Benoît Marsat, proviseur d’un collège à Mulhouse, a participé à deux rencontres en octobre, à l’initiative du recteur, sur une thématique propre à la ville : la gestion des « élèves hautement perturbateurs ». Une centaine de personnes, parmi lesquelles des jeunes, des parents d’élèves, des éducateurs, et des membres d’associations, ont débattu ensemble. « Ça a permis en peu de temps de faire émerger la parole et des idées, c’était très constructif », s’enthousiasme Benoît Marsat. Il va bientôt renouveler l’expérience, cette fois à l’échelle de son établissement, autour de la rénovation du centre de documentation et d’information (CDI), pour en faire « un lieu dédié à l’entrée dans la lecture ». 

« Le fonds d’innovation change tout, cela coûtera environ 10 000 euros, chose que la collectivité n’aurait pas pu financer vu le contexte actuel. »

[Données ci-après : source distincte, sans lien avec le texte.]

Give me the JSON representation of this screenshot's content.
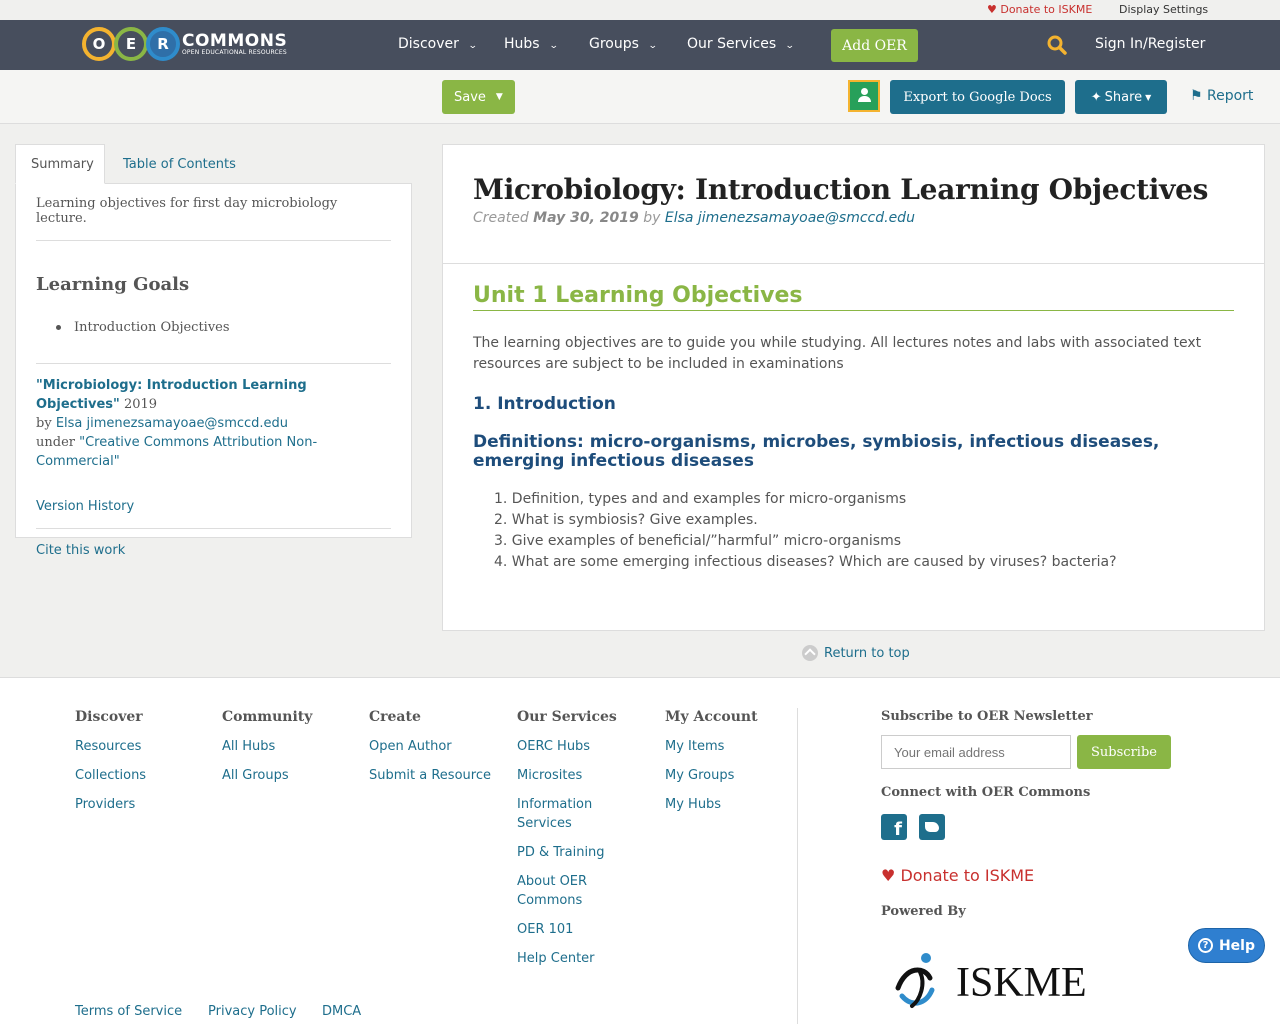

Benoît Marsat, proviseur d’un collège à Mulhouse

à franceinfo

Sylvain Dedieu, proviseur à Clichy (Hauts-de-Seine), s’apprête également à lancer un CNR dans son lycée pour « monter un projet pédagogique innovant et prétendre au fonds ». Mais celui qui est aussi secrétaire départemental du SNPDEN constate que « cela ne déclenche pas un enthousiasme délirant chez les collègues ». « Il faut comprendre que l’on est sur le front, la rentrée a été difficile avec la pénurie d’enseignants, on sort de deux années particulières », analyse-t-il.

Les Français semblent eux aussi avoir l’esprit ailleurs. « Les gens ne sont pas contre la démocratie participative mais il faut que ça serve à quelque chose, sinon cela donnera l’impression que ce sont des objets de communication », conclut Dorian Dreuil, expert à la fondation Jean-Jaurès.